B. D.: Il y a une volonté qu’on retrouve dans tes spectacles : l’intégration des autres partenaires artistiques à l’intérieur du projet de création.
M. N.: Oui, ces rencontres et les échanges qu’elles provoquent sont très importants pour moi : elles sont enrichissantes, et l’un des moteurs de mon travail. Les collaborations avec les autres créateurs, comme le compositeur, le scénographe, le vidéaste, le cinéaste ou l’éclairagiste me sont indispensables : il m’importe de faire évoluer mon langage chorégraphique. La rencontre avec des créateurs comme Xavier Lauwers, éclairagiste, Todor Todoroff, compositeur et ingénieur de formation, avec les scénographes Alain Lagarde et Sabine Theunissen, avec, pour l’image, dans le passé, Fred Vaillant et aujourd’hui Benoit Gillet et Vincent Pinckaers, tous ont participé à l’esthétique et à l’évolution de mes créations. Un point commun relie ces créateurs entre eux:ilsaccordent tous une part à la recherche et c’est là un point important de notre travail. Tous ont contribué à réinventer l’espace de ma création. Le spectacle vivant est une histoire de complicités et de collaborations, qui concernent évidemment aussi les danseurs.

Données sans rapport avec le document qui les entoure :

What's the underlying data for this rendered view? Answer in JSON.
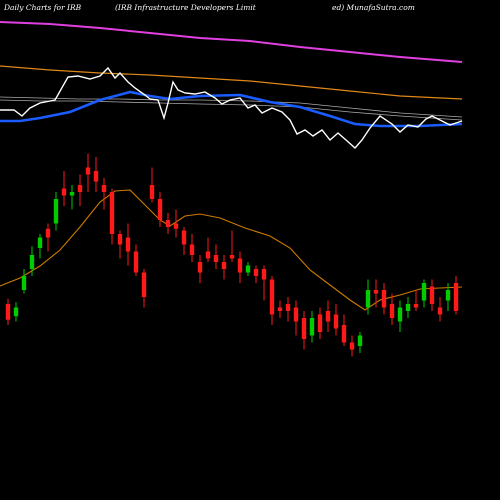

B. D.: C’est à chaque fois se trouver devant la page blanche, mais en tentant d’inventer une nouvelle écriture.
M. N.: Je vois la création comme une perpétuelle recherche, plutôt que comme de bonnes recettes que l’on répèterait à l’infini. L’envie de réinventer La « boîte » qu’est la scène, et dans laquelle les idées, le contenu, les différentes écritures vont prendre forme, me motive énormément. Il m’est aussi important de faire évoluer tant la forme que son contenu. Au départ, la page est toujours blanche, mais beaucoup d’idées se bousculent et se télescopent. Il s’agit de cerner le sujet, d’en écrire le contenu, d’en construire la dramaturgie, qui est pour moi indissociable de la chorégraphie, elle même liée à la scénographie, la lumière, au son et à l’image.
Il y a donc plusieurs écritures, et ce que j’appelle l’écriture scénique est celle qui les englobe toutes, notamment l’écriture chorégraphique. La chorégraphie est très complexe ; ce sont bien sûr les mouvements et les phrases formés dans l’espace, mais aussi Les regards, l’expression des mains, la présence intérieure, le « sous- texte » qui nourrit l’interprétation du danseur.